Coal-burning power plant.If you’re green-minded, it’s easy to hate coal. What’s not as easy, though, is discovering that — as light an environmental footprint as you try to leave every day — you’re probably part of the coal problem.

After all, coal might be dirty, deadly and environmentally destructive, but it also has a purpose, one of which is to fuel the power plants that generate our electricity. So unless you’re living and working completely off the grid, you too are a cog in the dirty coal machine. Ignorance is no excuse.

And now there’s no excuse for even claming ignorance: A Website created by the environmental group Appalachian Voices and Mathew Gross, Howard Dean’s former director of Internet communications, lets you find out exactly how you’re connected to the world of coal. It’s both fascinating and disturbing.

Just type in your Zip code and click “Show My Connection,” and you’ll get a detailed map showing the locations of coal-fired power plants in your area. You’ll also be able to find out whether your local plants are direct users of coal mined through mountaintop removal, or whether they’re indirectly connected by buying coal from companies that operate mountaintop removal mines elsewhere.

Once it’s left you feeling appropriately guilty, the site offers several ways in which to redeem yourself. There’s information about House Resolution 2169, the Clean Water Protection Act that would help protect the health and welfare of people who live in Appalachia’s coal regions, along with a list of which U.S. representatives have so far lent their support to the bill.

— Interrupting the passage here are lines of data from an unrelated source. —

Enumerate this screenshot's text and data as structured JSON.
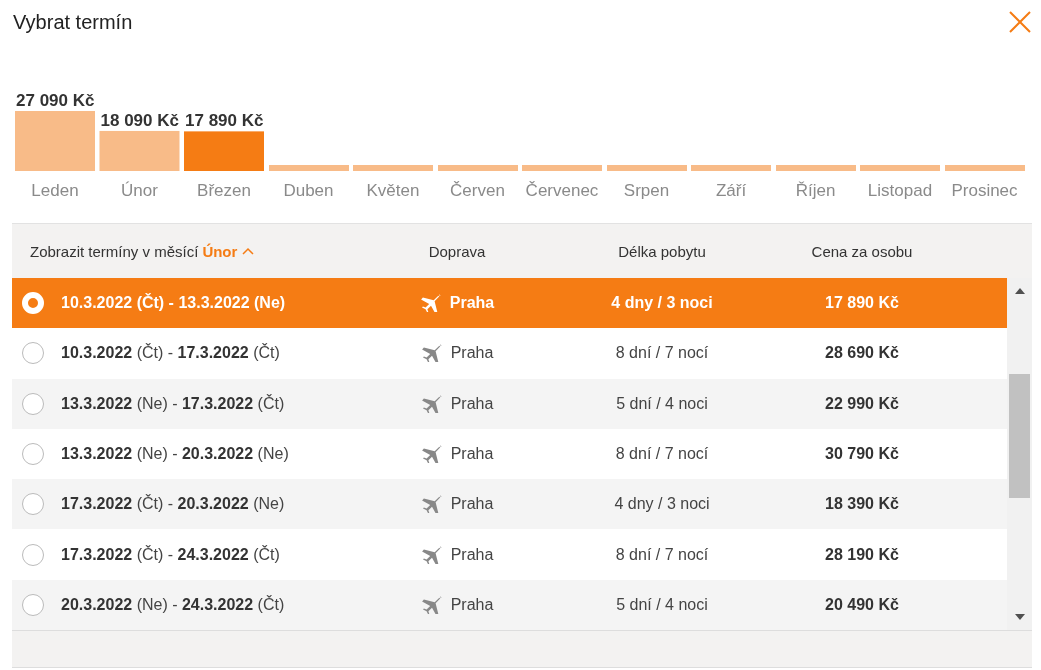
{
  "dialog": {
    "title": "Vybrat termín"
  },
  "month_chart": {
    "selected_months": [
      false,
      false,
      true,
      false,
      false,
      false,
      false,
      false,
      false,
      false,
      false,
      false
    ],
    "chart_data": {
      "type": "bar",
      "categories": [
        "Leden",
        "Únor",
        "Březen",
        "Duben",
        "Květen",
        "Červen",
        "Červenec",
        "Srpen",
        "Září",
        "Říjen",
        "Listopad",
        "Prosinec"
      ],
      "values": [
        27090,
        18090,
        17890,
        null,
        null,
        null,
        null,
        null,
        null,
        null,
        null,
        null
      ],
      "value_labels": [
        "27 090 Kč",
        "18 090 Kč",
        "17 890 Kč",
        null,
        null,
        null,
        null,
        null,
        null,
        null,
        null,
        null
      ]
    }
  },
  "table": {
    "month_filter": {
      "label": "Zobrazit termíny v měsící",
      "month": "Únor",
      "expanded": true
    },
    "columns": [
      "Doprava",
      "Délka pobytu",
      "Cena za osobu"
    ],
    "rows": [
      {
        "dates": "**10.3.2022** (Čt) - **13.3.2022** (Ne)",
        "transport": "Praha",
        "stay": "4 dny  / 3 noci",
        "price": "17 890 Kč",
        "selected": true
      },
      {
        "dates": "**10.3.2022** (Čt) - **17.3.2022** (Čt)",
        "transport": "Praha",
        "stay": "8 dní  / 7 nocí",
        "price": "28 690 Kč",
        "selected": false
      },
      {
        "dates": "**13.3.2022** (Ne) - **17.3.2022** (Čt)",
        "transport": "Praha",
        "stay": "5 dní  / 4 noci",
        "price": "22 990 Kč",
        "selected": false
      },
      {
        "dates": "**13.3.2022** (Ne) - **20.3.2022** (Ne)",
        "transport": "Praha",
        "stay": "8 dní  / 7 nocí",
        "price": "30 790 Kč",
        "selected": false
      },
      {
        "dates": "**17.3.2022** (Čt) - **20.3.2022** (Ne)",
        "transport": "Praha",
        "stay": "4 dny  / 3 noci",
        "price": "18 390 Kč",
        "selected": false
      },
      {
        "dates": "**17.3.2022** (Čt) - **24.3.2022** (Čt)",
        "transport": "Praha",
        "stay": "8 dní  / 7 nocí",
        "price": "28 190 Kč",
        "selected": false
      },
      {
        "dates": "**20.3.2022** (Ne) - **24.3.2022** (Čt)",
        "transport": "Praha",
        "stay": "5 dní  / 4 noci",
        "price": "20 490 Kč",
        "selected": false
      }
    ]
  }
}
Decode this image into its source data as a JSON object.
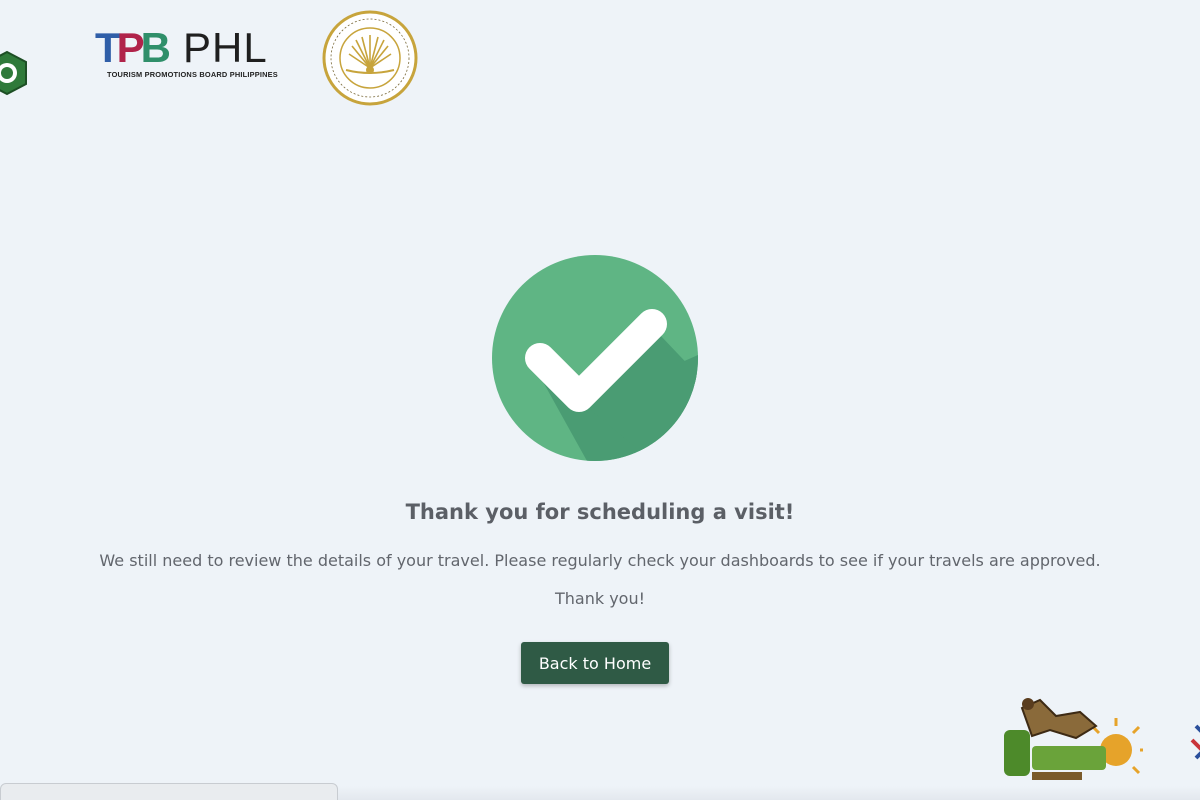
{
  "header": {
    "logos": [
      {
        "name": "partial-green-emblem"
      },
      {
        "name": "tpb-phl-logo",
        "mark": [
          "T",
          "P",
          "B"
        ],
        "wordmark": "PHL",
        "subtitle": "TOURISM PROMOTIONS BOARD PHILIPPINES"
      },
      {
        "name": "department-of-tourism-seal"
      }
    ]
  },
  "confirmation": {
    "icon": "check-circle-icon",
    "title": "Thank you for scheduling a visit!",
    "message": "We still need to review the details of your travel. Please regularly check your dashboards to see if your travels are approved.",
    "thanks": "Thank you!",
    "button_label": "Back to Home"
  },
  "colors": {
    "background": "#eef3f8",
    "check_green": "#5fb584",
    "check_shadow": "#4a9c73",
    "button": "#2f5a45",
    "text": "#62666d"
  }
}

You’ll also find links to help you email your House representatives — either to thank them for backing the bill, or to ask them to come on board.

The site also offers plenty more: email forms to recommend the site to friends and family; a “Go Tell it on the Mountain” page to offer your own prayers and prayer requests “for the people and mountains of Appalachia”; comments from Robert F. Kennedy Jr., Wendell Berry and others about the high cost of coal; an online National Memorial for the Mountains that uses Google Earth’s mapping software to illustrate how mountaintop removal mining has affected individual communities and regions; and videos, photos and more.

Oh, and if you want to help a bit more and still have a few holiday gifts left to buy, you’ll also find a link to the West Virginia Highlands Conservancy’s online store, which offers “I Love Mountains” t-shirts, bumper stickers, books, hats and more.